Üretim sektörü, temel iş ihtiyaçlarını karşılayamayan, ki bu kesinlikle ulaşım olan, dünyanın diğer bölgelerine taşınırsa, kapsamlı sosyal sistemleri kim sürdürecek?

Avrupa Birliği'nde ulaşımı organize etmek için hangi girişimlerde bulunulduğunu gözlemlediğimde, Avrupa Birliği'nin en büyük düşmanının eurosceptics olmadığı izlenimini edindim. En fazla, AB karşıtı ruh hallerini ısıtabilirler, ancak bahar seçimlerinden sonra karar alma etkisi kazanamadılar. En büyük tehdit, Avrupa Birliği'nin temellerini atan tüm korumacı girişimlerdir.

AB içinde bölünmeyi önlemek istiyorsak, Batı, Doğu Avrupa'daki şirketlerin serbestçe rekabet etmesine izin vermelidir. Batılı ülkeler yeni üyelere şans vermezse, özellikle bu rekabetten en çok korkanlar başta olmak üzere herkes kaybedecek.

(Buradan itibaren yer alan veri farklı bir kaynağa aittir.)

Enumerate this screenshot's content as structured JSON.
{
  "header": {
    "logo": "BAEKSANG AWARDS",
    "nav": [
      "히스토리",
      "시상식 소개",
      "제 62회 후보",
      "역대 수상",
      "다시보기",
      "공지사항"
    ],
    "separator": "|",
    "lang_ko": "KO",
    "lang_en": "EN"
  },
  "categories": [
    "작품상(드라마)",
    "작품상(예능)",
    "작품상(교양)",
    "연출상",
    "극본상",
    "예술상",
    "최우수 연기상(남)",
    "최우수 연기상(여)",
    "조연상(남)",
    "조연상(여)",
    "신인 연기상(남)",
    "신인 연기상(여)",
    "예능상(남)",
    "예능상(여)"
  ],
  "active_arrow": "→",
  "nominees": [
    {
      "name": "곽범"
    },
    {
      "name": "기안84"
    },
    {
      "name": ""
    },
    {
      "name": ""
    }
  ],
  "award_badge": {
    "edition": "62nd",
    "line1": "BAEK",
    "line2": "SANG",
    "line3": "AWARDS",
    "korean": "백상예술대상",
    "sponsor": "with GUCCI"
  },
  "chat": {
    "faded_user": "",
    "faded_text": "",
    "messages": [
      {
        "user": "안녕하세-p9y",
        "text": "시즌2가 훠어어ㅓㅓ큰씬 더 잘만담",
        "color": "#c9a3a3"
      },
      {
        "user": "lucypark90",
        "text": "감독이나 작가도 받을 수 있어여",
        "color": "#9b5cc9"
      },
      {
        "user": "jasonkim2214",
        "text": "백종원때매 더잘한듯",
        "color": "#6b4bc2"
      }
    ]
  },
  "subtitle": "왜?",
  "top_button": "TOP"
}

Avrupa Birliği'nin tarih bölümü çöküp tarih ders kitaplarındaki hareketlilik paketiyle mi başlayacak? Tüm hareketlilik paketi karar alıcılarının isimlerinin bu bölümde hiç görünmemesini diliyorum. Öte yandan tüm Avrupalılara, Avrupa Birliği'nin son bölümünü başlatmayacak bir paket diliyorum. Ulaşım birbirine bağlanmalı, bölünmemeli!

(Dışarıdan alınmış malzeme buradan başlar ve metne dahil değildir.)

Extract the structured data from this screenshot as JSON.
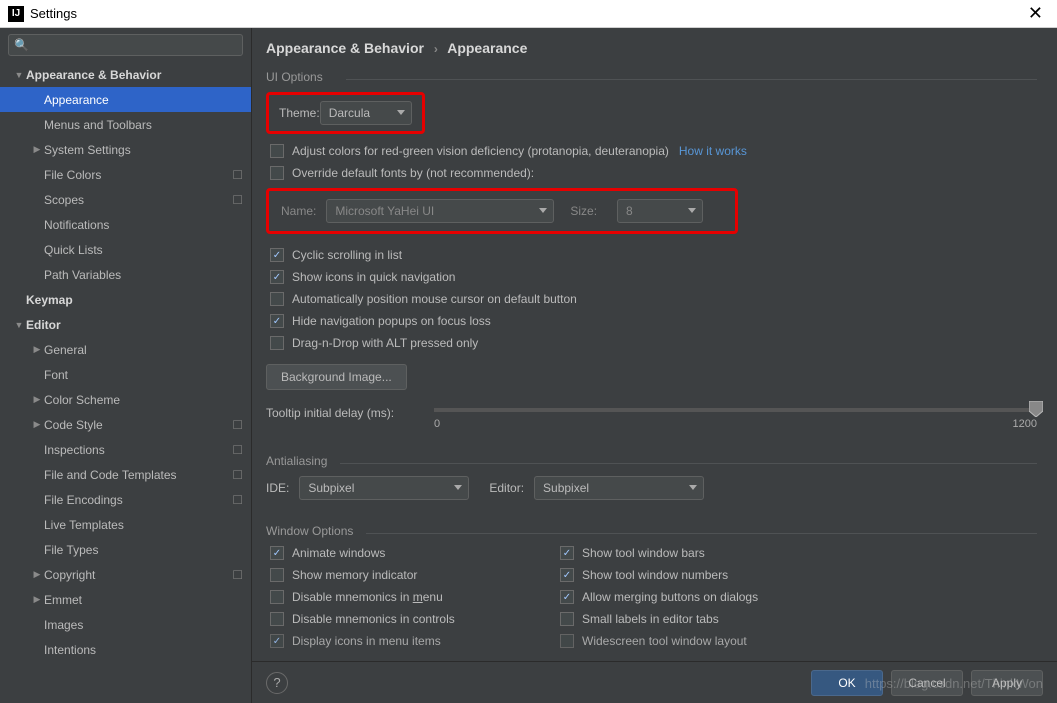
{
  "window": {
    "title": "Settings"
  },
  "search": {
    "placeholder": ""
  },
  "sidebar": {
    "items": [
      {
        "label": "Appearance & Behavior",
        "depth": 0,
        "bold": true,
        "arrow": "down"
      },
      {
        "label": "Appearance",
        "depth": 1,
        "selected": true
      },
      {
        "label": "Menus and Toolbars",
        "depth": 1
      },
      {
        "label": "System Settings",
        "depth": 1,
        "arrow": "right"
      },
      {
        "label": "File Colors",
        "depth": 1,
        "badge": true
      },
      {
        "label": "Scopes",
        "depth": 1,
        "badge": true
      },
      {
        "label": "Notifications",
        "depth": 1
      },
      {
        "label": "Quick Lists",
        "depth": 1
      },
      {
        "label": "Path Variables",
        "depth": 1
      },
      {
        "label": "Keymap",
        "depth": 0,
        "bold": true
      },
      {
        "label": "Editor",
        "depth": 0,
        "bold": true,
        "arrow": "down"
      },
      {
        "label": "General",
        "depth": 1,
        "arrow": "right"
      },
      {
        "label": "Font",
        "depth": 1
      },
      {
        "label": "Color Scheme",
        "depth": 1,
        "arrow": "right"
      },
      {
        "label": "Code Style",
        "depth": 1,
        "arrow": "right",
        "badge": true
      },
      {
        "label": "Inspections",
        "depth": 1,
        "badge": true
      },
      {
        "label": "File and Code Templates",
        "depth": 1,
        "badge": true
      },
      {
        "label": "File Encodings",
        "depth": 1,
        "badge": true
      },
      {
        "label": "Live Templates",
        "depth": 1
      },
      {
        "label": "File Types",
        "depth": 1
      },
      {
        "label": "Copyright",
        "depth": 1,
        "arrow": "right",
        "badge": true
      },
      {
        "label": "Emmet",
        "depth": 1,
        "arrow": "right"
      },
      {
        "label": "Images",
        "depth": 1
      },
      {
        "label": "Intentions",
        "depth": 1
      }
    ]
  },
  "breadcrumb": {
    "root": "Appearance & Behavior",
    "leaf": "Appearance"
  },
  "ui_options": {
    "section": "UI Options",
    "theme_label": "Theme:",
    "theme_value": "Darcula",
    "adjust_colors": "Adjust colors for red-green vision deficiency (protanopia, deuteranopia)",
    "how_it_works": "How it works",
    "override_fonts": "Override default fonts by (not recommended):",
    "name_label": "Name:",
    "name_value": "Microsoft YaHei UI",
    "size_label": "Size:",
    "size_value": "8",
    "cyclic": "Cyclic scrolling in list",
    "show_icons": "Show icons in quick navigation",
    "auto_mouse": "Automatically position mouse cursor on default button",
    "hide_popups": "Hide navigation popups on focus loss",
    "dragdrop": "Drag-n-Drop with ALT pressed only",
    "bg_image": "Background Image...",
    "tooltip_label": "Tooltip initial delay (ms):",
    "tooltip_min": "0",
    "tooltip_max": "1200"
  },
  "antialiasing": {
    "section": "Antialiasing",
    "ide_label": "IDE:",
    "ide_value": "Subpixel",
    "editor_label": "Editor:",
    "editor_value": "Subpixel"
  },
  "window_options": {
    "section": "Window Options",
    "left": [
      {
        "label": "Animate windows",
        "checked": true
      },
      {
        "label": "Show memory indicator",
        "checked": false
      },
      {
        "label_html": "Disable mnemonics in <u>m</u>enu",
        "checked": false
      },
      {
        "label": "Disable mnemonics in controls",
        "checked": false
      },
      {
        "label": "Display icons in menu items",
        "checked": true,
        "cut": true
      }
    ],
    "right": [
      {
        "label": "Show tool window bars",
        "checked": true
      },
      {
        "label": "Show tool window numbers",
        "checked": true
      },
      {
        "label": "Allow merging buttons on dialogs",
        "checked": true
      },
      {
        "label": "Small labels in editor tabs",
        "checked": false
      },
      {
        "label": "Widescreen tool window layout",
        "checked": false,
        "cut": true
      }
    ]
  },
  "footer": {
    "ok": "OK",
    "cancel": "Cancel",
    "apply": "Apply"
  },
  "watermark": "https://blog.csdn.net/ThinkWon"
}
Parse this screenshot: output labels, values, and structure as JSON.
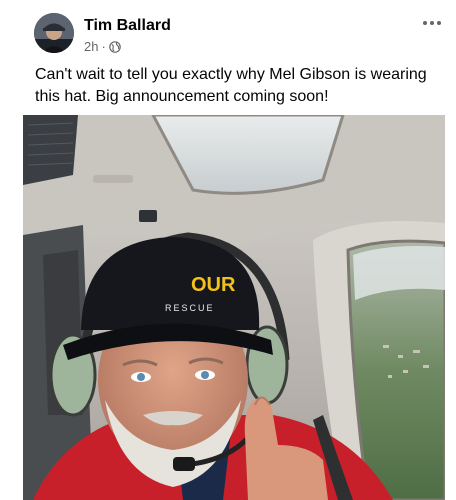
{
  "post": {
    "author": "Tim Ballard",
    "time": "2h",
    "separator": "·",
    "privacy_icon": "globe-icon",
    "more_icon": "more-options-icon",
    "text": "Can't wait to tell you exactly why Mel Gibson is wearing this hat. Big announcement coming soon!"
  },
  "photo": {
    "hat_logo": "OUR",
    "hat_text": "RESCUE"
  },
  "colors": {
    "text": "#050505",
    "secondary": "#65676b",
    "hat": "#15171c",
    "logo": "#f2c21b",
    "jacket": "#c8202a"
  }
}
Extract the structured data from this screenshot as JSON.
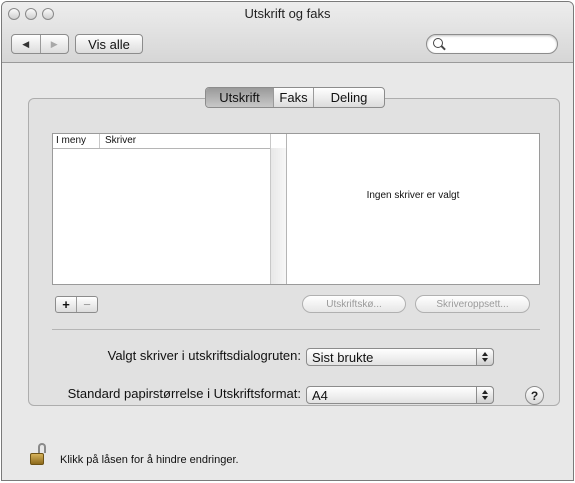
{
  "window": {
    "title": "Utskrift og faks"
  },
  "toolbar": {
    "back_icon": "back-arrow-icon",
    "forward_icon": "forward-arrow-icon",
    "show_all_label": "Vis alle",
    "search_placeholder": "",
    "search_value": ""
  },
  "tabs": [
    {
      "label": "Utskrift",
      "active": true
    },
    {
      "label": "Faks",
      "active": false
    },
    {
      "label": "Deling",
      "active": false
    }
  ],
  "printer_list": {
    "columns": [
      "I meny",
      "Skriver"
    ],
    "rows": [],
    "empty_message": "Ingen skriver er valgt"
  },
  "list_controls": {
    "add_label": "+",
    "remove_label": "−",
    "print_queue_label": "Utskriftskø...",
    "printer_setup_label": "Skriveroppsett..."
  },
  "settings": {
    "selected_printer_label": "Valgt skriver i utskriftsdialogruten:",
    "selected_printer_value": "Sist brukte",
    "paper_size_label": "Standard papirstørrelse i Utskriftsformat:",
    "paper_size_value": "A4",
    "help_label": "?"
  },
  "footer": {
    "lock_icon": "lock-open-icon",
    "lock_text": "Klikk på låsen for å hindre endringer."
  }
}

Kaynak 1 Kaynak: Eurostat (çevrimiçi veri kodu: road_go_ta_tott)
Kaynak 2 Kaynak: Eurostat (çevrimiçi veri kodu: road_go_ta_dc)

Bu makaleyi paylaş:

EU Reporter, çok çeşitli bakış açılarını ifade eden çeşitli dış kaynaklardan makaleler yayınlamaktadır. Bu makalelerde alınan pozisyonlar mutlaka EU Reporter'ınkiler değildir.